Descontração, o que mais pode se querer de uma comédia? Qualquer filme que se preze, a fazer o público rir, deveria esbanjá-la. E o que não falta aqui é descontração orquestrado pelo camaleão do cinema americano atualmente, Richard Linklater. A história é bem batida, na verdade é a união de duas ou três velhas histórias, clichês mesmo. Um roqueiro fracassado é demitido da banda, sua vida é a música, e ele planeja montar uma nova banda, só que ninguém está interessado. Ao mesmo tempo, vivendo na pindaíba, precisa descolar uma grana, antes de ser expulso do apartamento que divide com um amigo.

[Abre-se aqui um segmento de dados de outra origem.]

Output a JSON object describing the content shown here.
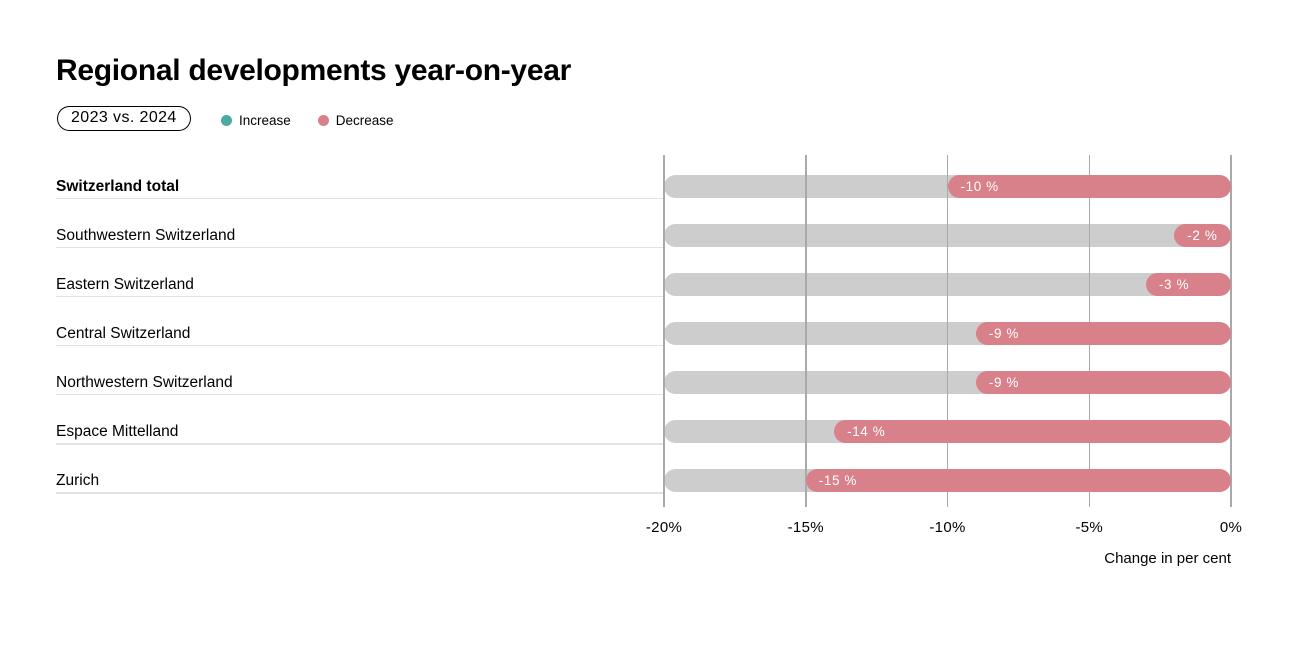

Dewey Finn (Jack Black) finge então ser outra pessoa, e assume como professor substituto numa escola tradicionalíssima, com alunos da mais alta sociedade. Por sorte, Dewey percebe naquelas crianças de dez anos músicos talentosos e decide formar com eles sua nova banda. Ao invés de aulas, ensaios. Ao invés de geografia ou matemática, a história do rock. Durante semanas ensaiam, às escondidas, para que consigam participar de um concorrido concurso de novas bandas de rock.

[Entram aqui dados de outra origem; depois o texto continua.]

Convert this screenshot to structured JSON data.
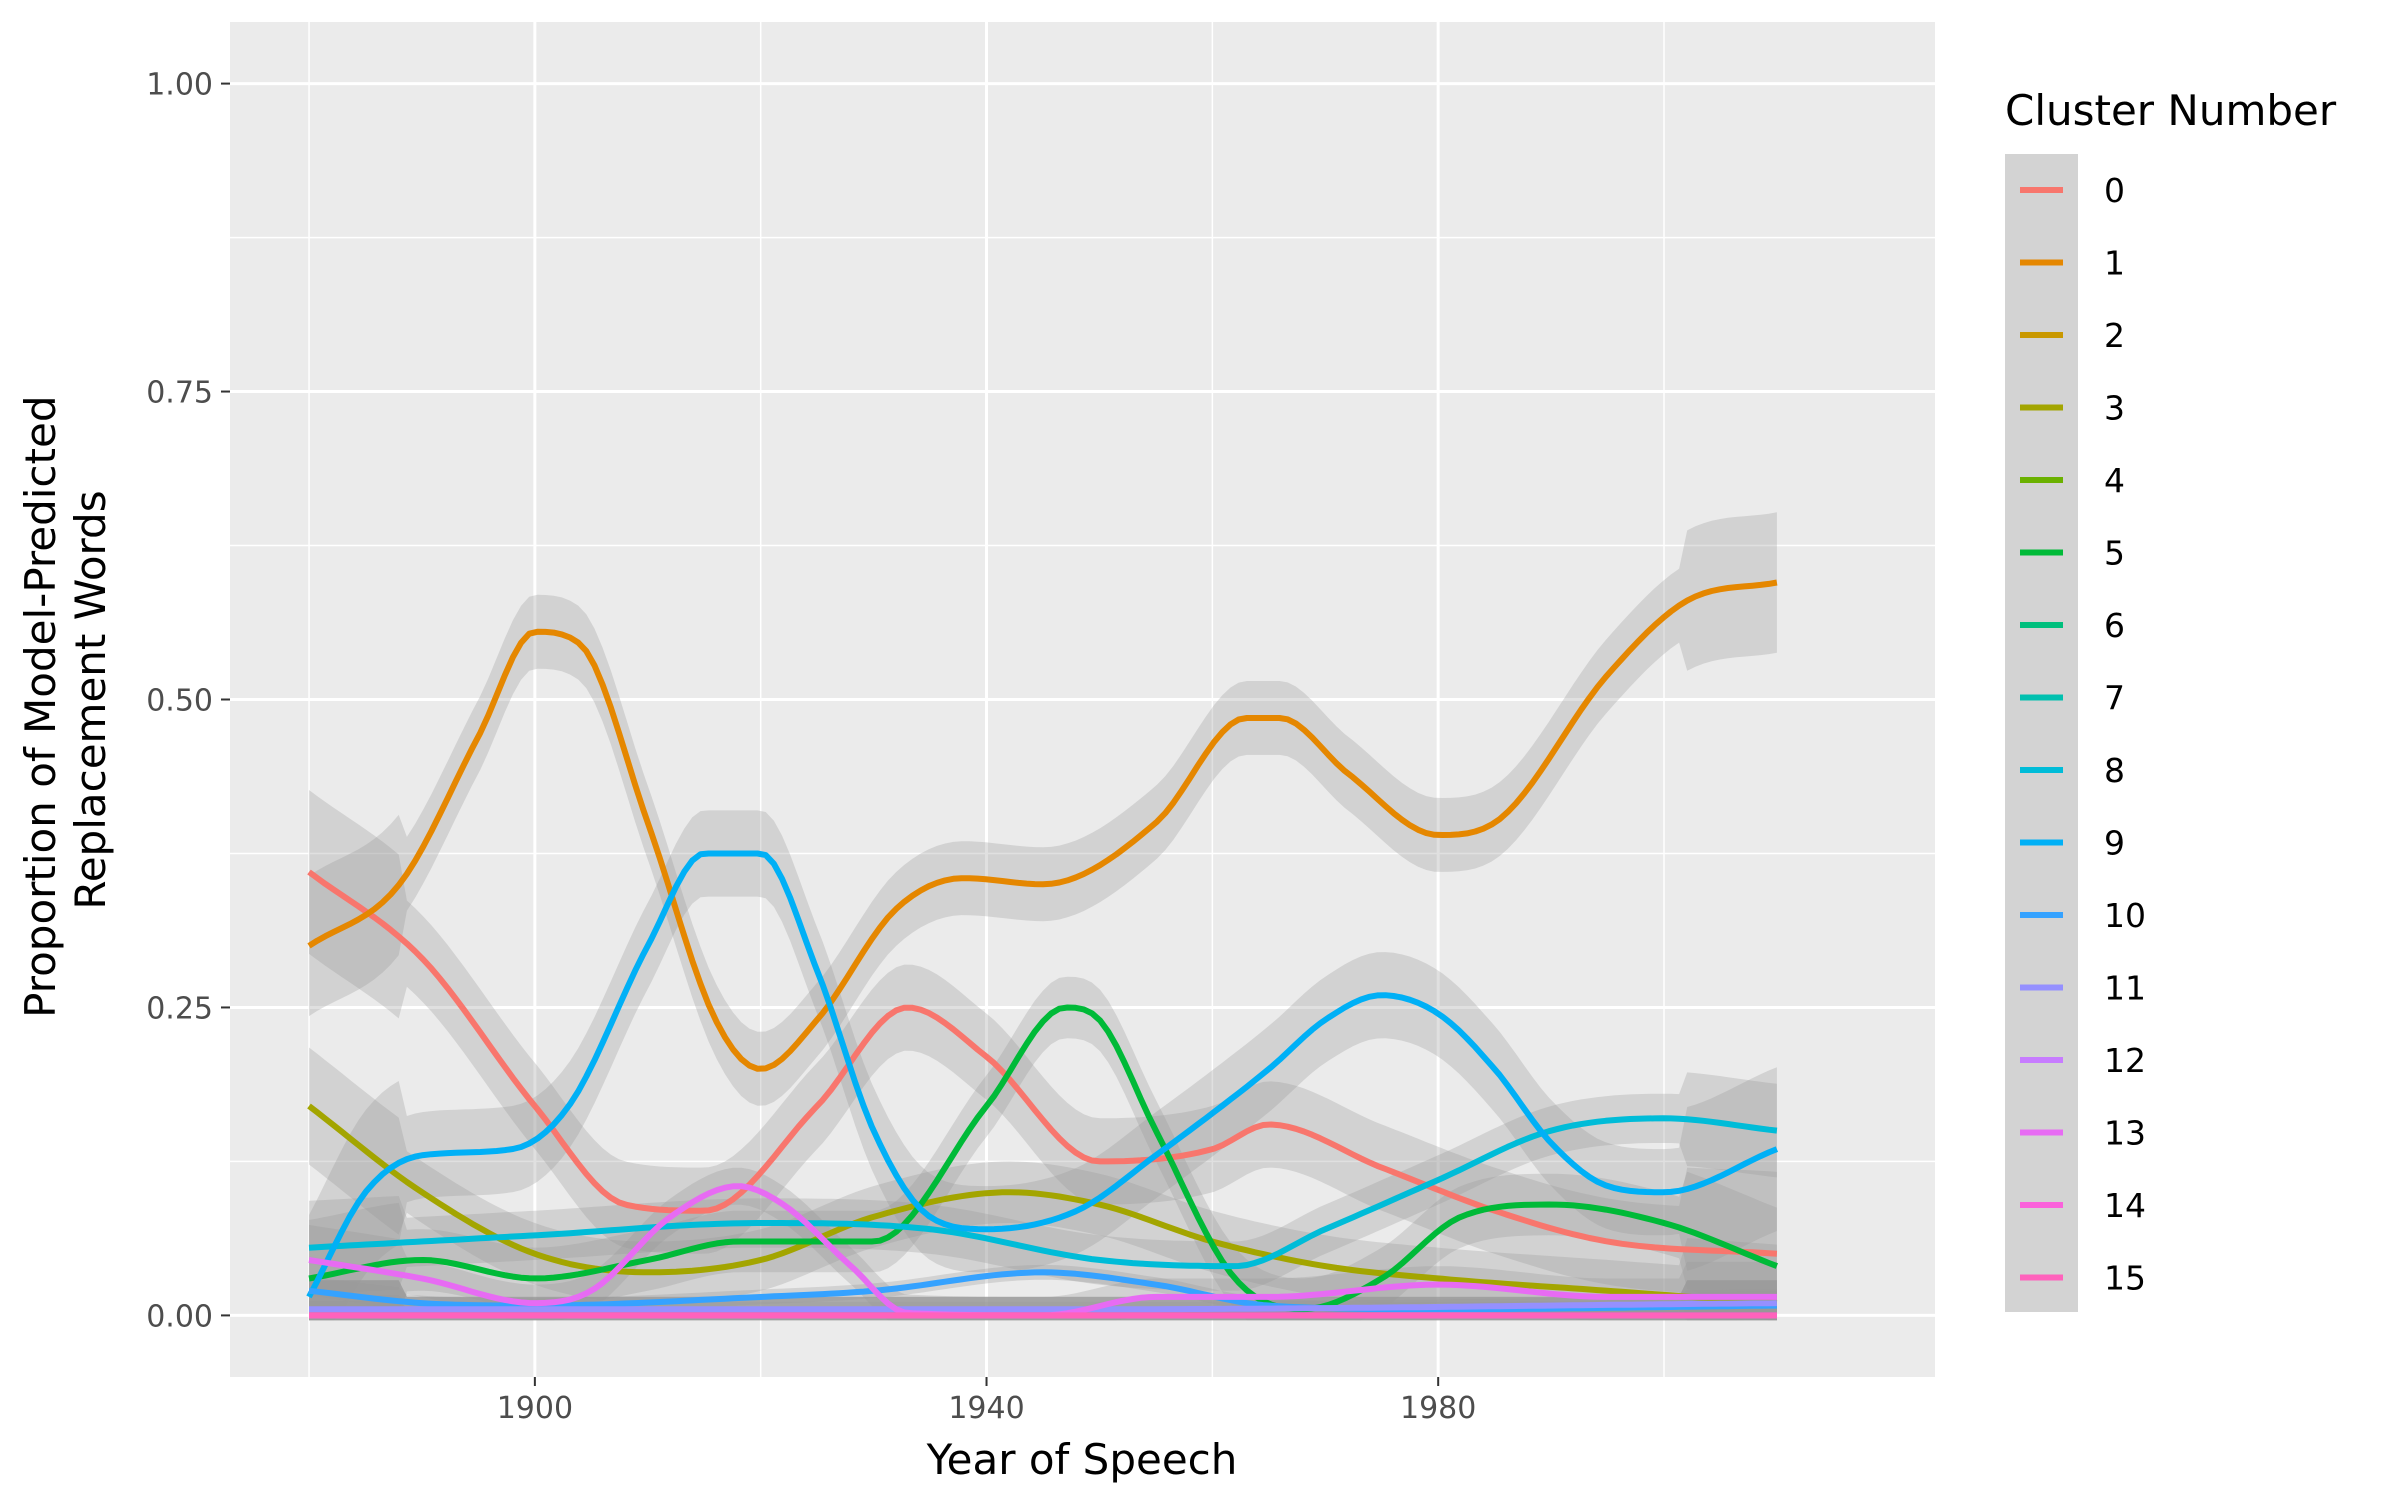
{
  "chart_data": {
    "type": "line",
    "xlabel": "Year of Speech",
    "ylabel_lines": [
      "Proportion of Model-Predicted",
      "Replacement Words"
    ],
    "xlim": [
      1873,
      2024
    ],
    "ylim": [
      -0.05,
      1.05
    ],
    "x_ticks": [
      {
        "v": 1900,
        "label": "1900"
      },
      {
        "v": 1940,
        "label": "1940"
      },
      {
        "v": 1980,
        "label": "1980"
      }
    ],
    "y_ticks": [
      {
        "v": 0,
        "label": "0.00"
      },
      {
        "v": 0.25,
        "label": "0.25"
      },
      {
        "v": 0.5,
        "label": "0.50"
      },
      {
        "v": 0.75,
        "label": "0.75"
      },
      {
        "v": 1.0,
        "label": "1.00"
      }
    ],
    "grid": true,
    "legend": {
      "title": "Cluster Number",
      "placement": "right"
    },
    "series": [
      {
        "name": "0",
        "color": "#F8766D",
        "se": 0.035,
        "points": [
          [
            1880,
            0.36
          ],
          [
            1890,
            0.29
          ],
          [
            1900,
            0.17
          ],
          [
            1908,
            0.09
          ],
          [
            1915,
            0.085
          ],
          [
            1925,
            0.17
          ],
          [
            1933,
            0.25
          ],
          [
            1940,
            0.21
          ],
          [
            1950,
            0.125
          ],
          [
            1960,
            0.135
          ],
          [
            1965,
            0.155
          ],
          [
            1975,
            0.12
          ],
          [
            1985,
            0.085
          ],
          [
            1995,
            0.06
          ],
          [
            2010,
            0.05
          ]
        ]
      },
      {
        "name": "1",
        "color": "#E58700",
        "se": 0.03,
        "points": [
          [
            1880,
            0.3
          ],
          [
            1888,
            0.35
          ],
          [
            1895,
            0.47
          ],
          [
            1900,
            0.555
          ],
          [
            1904,
            0.545
          ],
          [
            1910,
            0.4
          ],
          [
            1916,
            0.24
          ],
          [
            1920,
            0.2
          ],
          [
            1925,
            0.24
          ],
          [
            1932,
            0.33
          ],
          [
            1938,
            0.355
          ],
          [
            1945,
            0.35
          ],
          [
            1955,
            0.4
          ],
          [
            1963,
            0.485
          ],
          [
            1966,
            0.485
          ],
          [
            1972,
            0.44
          ],
          [
            1980,
            0.39
          ],
          [
            1985,
            0.4
          ],
          [
            1995,
            0.52
          ],
          [
            2002,
            0.58
          ],
          [
            2010,
            0.595
          ]
        ]
      },
      {
        "name": "2",
        "color": "#C99800",
        "se": 0.015,
        "points": [
          [
            1880,
            0.0
          ],
          [
            1950,
            0.0
          ],
          [
            2010,
            0.0
          ]
        ]
      },
      {
        "name": "3",
        "color": "#A3A500",
        "se": 0.025,
        "points": [
          [
            1880,
            0.17
          ],
          [
            1890,
            0.1
          ],
          [
            1900,
            0.05
          ],
          [
            1910,
            0.035
          ],
          [
            1920,
            0.045
          ],
          [
            1930,
            0.08
          ],
          [
            1942,
            0.1
          ],
          [
            1950,
            0.09
          ],
          [
            1960,
            0.06
          ],
          [
            1970,
            0.04
          ],
          [
            1980,
            0.03
          ],
          [
            1995,
            0.02
          ],
          [
            2010,
            0.01
          ]
        ]
      },
      {
        "name": "4",
        "color": "#6BB100",
        "se": 0.015,
        "points": [
          [
            1880,
            0.0
          ],
          [
            1950,
            0.0
          ],
          [
            2010,
            0.0
          ]
        ]
      },
      {
        "name": "5",
        "color": "#00BA38",
        "se": 0.025,
        "points": [
          [
            1880,
            0.03
          ],
          [
            1890,
            0.045
          ],
          [
            1900,
            0.03
          ],
          [
            1910,
            0.045
          ],
          [
            1918,
            0.06
          ],
          [
            1930,
            0.06
          ],
          [
            1940,
            0.17
          ],
          [
            1947,
            0.25
          ],
          [
            1950,
            0.24
          ],
          [
            1955,
            0.15
          ],
          [
            1962,
            0.03
          ],
          [
            1968,
            0.005
          ],
          [
            1975,
            0.03
          ],
          [
            1982,
            0.08
          ],
          [
            1990,
            0.09
          ],
          [
            2000,
            0.075
          ],
          [
            2010,
            0.04
          ]
        ]
      },
      {
        "name": "6",
        "color": "#00BF7D",
        "se": 0.015,
        "points": [
          [
            1880,
            0.0
          ],
          [
            1950,
            0.0
          ],
          [
            2010,
            0.0
          ]
        ]
      },
      {
        "name": "7",
        "color": "#00C0AF",
        "se": 0.015,
        "points": [
          [
            1880,
            0.0
          ],
          [
            1950,
            0.0
          ],
          [
            2010,
            0.0
          ]
        ]
      },
      {
        "name": "8",
        "color": "#00BCD8",
        "se": 0.02,
        "points": [
          [
            1880,
            0.055
          ],
          [
            1900,
            0.065
          ],
          [
            1920,
            0.075
          ],
          [
            1935,
            0.07
          ],
          [
            1950,
            0.045
          ],
          [
            1962,
            0.04
          ],
          [
            1970,
            0.07
          ],
          [
            1980,
            0.11
          ],
          [
            1990,
            0.15
          ],
          [
            2000,
            0.16
          ],
          [
            2010,
            0.15
          ]
        ]
      },
      {
        "name": "9",
        "color": "#00B0F6",
        "se": 0.035,
        "points": [
          [
            1880,
            0.015
          ],
          [
            1885,
            0.1
          ],
          [
            1890,
            0.13
          ],
          [
            1898,
            0.135
          ],
          [
            1903,
            0.17
          ],
          [
            1910,
            0.3
          ],
          [
            1915,
            0.375
          ],
          [
            1920,
            0.375
          ],
          [
            1925,
            0.28
          ],
          [
            1930,
            0.15
          ],
          [
            1935,
            0.08
          ],
          [
            1940,
            0.07
          ],
          [
            1948,
            0.085
          ],
          [
            1955,
            0.13
          ],
          [
            1965,
            0.2
          ],
          [
            1970,
            0.24
          ],
          [
            1975,
            0.26
          ],
          [
            1980,
            0.245
          ],
          [
            1985,
            0.2
          ],
          [
            1990,
            0.14
          ],
          [
            1995,
            0.105
          ],
          [
            2000,
            0.1
          ],
          [
            2010,
            0.135
          ]
        ]
      },
      {
        "name": "10",
        "color": "#35A2FF",
        "se": 0.006,
        "points": [
          [
            1880,
            0.02
          ],
          [
            1890,
            0.01
          ],
          [
            1900,
            0.008
          ],
          [
            1920,
            0.015
          ],
          [
            1930,
            0.02
          ],
          [
            1945,
            0.035
          ],
          [
            1955,
            0.025
          ],
          [
            1965,
            0.008
          ],
          [
            1980,
            0.005
          ],
          [
            2010,
            0.008
          ]
        ]
      },
      {
        "name": "11",
        "color": "#9590FF",
        "se": 0.006,
        "points": [
          [
            1880,
            0.005
          ],
          [
            1950,
            0.005
          ],
          [
            2010,
            0.01
          ]
        ]
      },
      {
        "name": "12",
        "color": "#C77CFF",
        "se": 0.006,
        "points": [
          [
            1880,
            0.0
          ],
          [
            1950,
            0.0
          ],
          [
            2010,
            0.0
          ]
        ]
      },
      {
        "name": "13",
        "color": "#E76BF3",
        "se": 0.015,
        "points": [
          [
            1880,
            0.045
          ],
          [
            1890,
            0.03
          ],
          [
            1900,
            0.01
          ],
          [
            1905,
            0.02
          ],
          [
            1912,
            0.08
          ],
          [
            1918,
            0.105
          ],
          [
            1922,
            0.09
          ],
          [
            1928,
            0.04
          ],
          [
            1933,
            0.002
          ],
          [
            1945,
            0.0
          ],
          [
            1955,
            0.015
          ],
          [
            1965,
            0.015
          ],
          [
            1980,
            0.025
          ],
          [
            1995,
            0.015
          ],
          [
            2010,
            0.015
          ]
        ]
      },
      {
        "name": "14",
        "color": "#FA62DB",
        "se": 0.006,
        "points": [
          [
            1880,
            0.0
          ],
          [
            1950,
            0.0
          ],
          [
            2010,
            0.0
          ]
        ]
      },
      {
        "name": "15",
        "color": "#FF62BC",
        "se": 0.004,
        "points": [
          [
            1880,
            0.0
          ],
          [
            1950,
            0.0
          ],
          [
            2010,
            0.0
          ]
        ]
      }
    ]
  }
}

O clima auto-astral proporcionado por Jack Black e a molecada que o acompanha é o principal ingrediente dessa comédia descompromissada e cativante. A irrealidade da trama é posta de lado, Linklater não nega os clichês. E, por não tentar ludibriar o público, na tentativa de forçar como possível aquilo que não é, o cineasta consegue trabalhar com os clichês a seu favor fazendo deles elementos imprescindíveis no filme, como a configuração da sala de aula com alunos dotados de características específicas e bem pertinentes.

A construção do personagem Dewey é de uma riqueza impressionante, em se tratando de uma comédia desse naipe, passa por leves transformações na história, pequenas coisas que o relacionamento com essas crianças lhe traz. São mudanças palpáveis, possíveis, de egocêntrico e orgulhoso, Dewey passa a integrante de uma equipe, onde usa sua experiência para buscar em cada um o melhor de si. A menina gordinha que se sente envergonhada, o pianista solitário que gostaria de ser “maneiro”, o guitarrista que não consegue extrapolar sua veia musical por ser recriminado pelo pai. Em cada momento desses Dewey doa sua sensibilidade, perdendo aos poucos aquele egocentrismo de sua vida.

Não é de grandes momentos ou risadas incontroláveis, mas com uma trilha sonora recheada de grandes clássicos do rock, músicas da banda com clima gostoso e um Jack Black inspirado em cada segundo, Escola de Rock é diversão garantida do começo ao fim, descontração absoluta.